CacheCore
LangChain / LangGraph
CacheCore

LangChain / LangGraph

Cachecore works with LangChain and LangGraph because they use the OpenAI SDK internally. Configure openai_api_base on ChatOpenAI and all LLM calls route through the caching gateway.

LangChain

from langchain_openai import ChatOpenAI

llm = ChatOpenAI(
    model="gpt-5.4-mini",
    openai_api_base="https://api.cachecore.it/v1",
    openai_api_key="cc_live_xxxxx.eyJ...",
)

response = llm.invoke("Classify this support ticket as: billing, technical, or general.")
print(response.content)

LangGraph agents

LangGraph nodes that invoke LLMs benefit from caching automatically. Tool selection, classification, and routing steps repeat frequently across agent runs.

from langchain_openai import ChatOpenAI
from langgraph.graph import StateGraph, END
from typing import TypedDict

llm = ChatOpenAI(
    model="gpt-5.4-mini",
    openai_api_base="https://api.cachecore.it/v1",
    openai_api_key="cc_live_xxxxx.eyJ...",
)

class State(TypedDict):
    ticket: str
    category: str

def classify(state: State) -> State:
    result = llm.invoke(
        f"Classify this ticket as billing, technical, or general: {state['ticket']}"
    )
    return {"category": result.content.strip()}

graph = StateGraph(State)
graph.add_node("classify", classify)
graph.set_entry_point("classify")
graph.add_edge("classify", END)

app = graph.compile()

The classify node caches responses for repeated or similar tickets, saving tokens and latency on every run.

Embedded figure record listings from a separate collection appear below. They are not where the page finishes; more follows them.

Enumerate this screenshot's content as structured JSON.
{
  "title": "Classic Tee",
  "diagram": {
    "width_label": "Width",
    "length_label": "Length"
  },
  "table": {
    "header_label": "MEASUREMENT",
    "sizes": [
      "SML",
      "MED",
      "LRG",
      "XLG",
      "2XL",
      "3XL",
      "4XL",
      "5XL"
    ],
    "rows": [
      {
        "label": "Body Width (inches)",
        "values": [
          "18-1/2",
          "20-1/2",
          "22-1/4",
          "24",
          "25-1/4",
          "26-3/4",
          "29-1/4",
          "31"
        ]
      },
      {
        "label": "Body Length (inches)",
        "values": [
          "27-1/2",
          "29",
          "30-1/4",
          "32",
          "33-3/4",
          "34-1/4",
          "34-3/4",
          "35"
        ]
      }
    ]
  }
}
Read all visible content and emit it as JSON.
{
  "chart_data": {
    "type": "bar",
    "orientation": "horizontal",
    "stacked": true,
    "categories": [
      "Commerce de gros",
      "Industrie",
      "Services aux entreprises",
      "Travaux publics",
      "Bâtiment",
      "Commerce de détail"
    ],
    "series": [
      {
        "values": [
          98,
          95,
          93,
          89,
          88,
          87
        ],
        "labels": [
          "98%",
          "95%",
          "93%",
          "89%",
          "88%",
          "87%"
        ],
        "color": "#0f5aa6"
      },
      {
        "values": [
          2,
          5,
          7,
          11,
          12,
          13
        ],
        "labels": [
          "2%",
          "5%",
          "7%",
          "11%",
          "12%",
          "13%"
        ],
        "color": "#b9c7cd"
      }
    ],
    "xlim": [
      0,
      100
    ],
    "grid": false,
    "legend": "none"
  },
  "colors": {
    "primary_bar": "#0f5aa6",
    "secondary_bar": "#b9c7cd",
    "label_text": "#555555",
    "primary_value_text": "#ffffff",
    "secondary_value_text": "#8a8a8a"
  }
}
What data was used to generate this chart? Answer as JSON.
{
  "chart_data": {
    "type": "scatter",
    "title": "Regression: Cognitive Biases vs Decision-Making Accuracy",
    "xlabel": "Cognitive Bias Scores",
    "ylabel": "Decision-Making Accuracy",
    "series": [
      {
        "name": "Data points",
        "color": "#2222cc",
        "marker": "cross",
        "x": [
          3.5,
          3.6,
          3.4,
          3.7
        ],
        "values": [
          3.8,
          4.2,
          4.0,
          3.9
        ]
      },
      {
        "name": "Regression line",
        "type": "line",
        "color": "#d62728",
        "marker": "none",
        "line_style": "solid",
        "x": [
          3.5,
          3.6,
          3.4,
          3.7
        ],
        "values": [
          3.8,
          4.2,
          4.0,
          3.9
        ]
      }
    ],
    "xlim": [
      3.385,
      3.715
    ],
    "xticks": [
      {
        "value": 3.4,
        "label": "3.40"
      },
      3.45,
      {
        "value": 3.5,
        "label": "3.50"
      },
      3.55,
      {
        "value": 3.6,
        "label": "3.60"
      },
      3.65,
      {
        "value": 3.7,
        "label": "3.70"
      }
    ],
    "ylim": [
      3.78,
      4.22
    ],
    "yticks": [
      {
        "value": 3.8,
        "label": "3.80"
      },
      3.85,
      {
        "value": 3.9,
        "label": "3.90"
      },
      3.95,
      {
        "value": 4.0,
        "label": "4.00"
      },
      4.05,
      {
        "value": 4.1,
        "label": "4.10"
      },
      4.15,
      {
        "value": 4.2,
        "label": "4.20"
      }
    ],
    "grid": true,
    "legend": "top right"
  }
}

What caches well in LangChain workloads

| Call type | Cache effectiveness | Why | |-----------|-------------------|-----| | Classification | High | Same structure, varying inputs, semantic matches | | Tool routing | High | Limited set of intents map to tools | | Document summarisation | High | Same chunks produce same summaries | | Multi-turn conversation | Low | Full message history changes every turn |

See Caching for AI Agents for a deeper analysis.

Dependency invalidation

LangChain does not expose httpx transport injection directly. For full dependency invalidation support, either:

  1. Use the Python Client with the OpenAI SDK directly for LLM calls that need dep tagging
  2. Call the invalidation API via HTTP when your data changes
# Invalidate after a data change, independent of LangChain
from cachecore import CachecoreClient

cc = CachecoreClient(
    gateway_url="https://api.cachecore.it",
    tenant_jwt="cc_live_xxxxx.eyJ...",
)

await cc.invalidate("doc:contract-123", new_hash="v2")

Constraints

LangChain's ChatOpenAI does not support custom httpx transports, so the CachecoreTransport injection pattern from the Python Client page cannot be used directly. The base URL swap still provides L1 + L2 caching.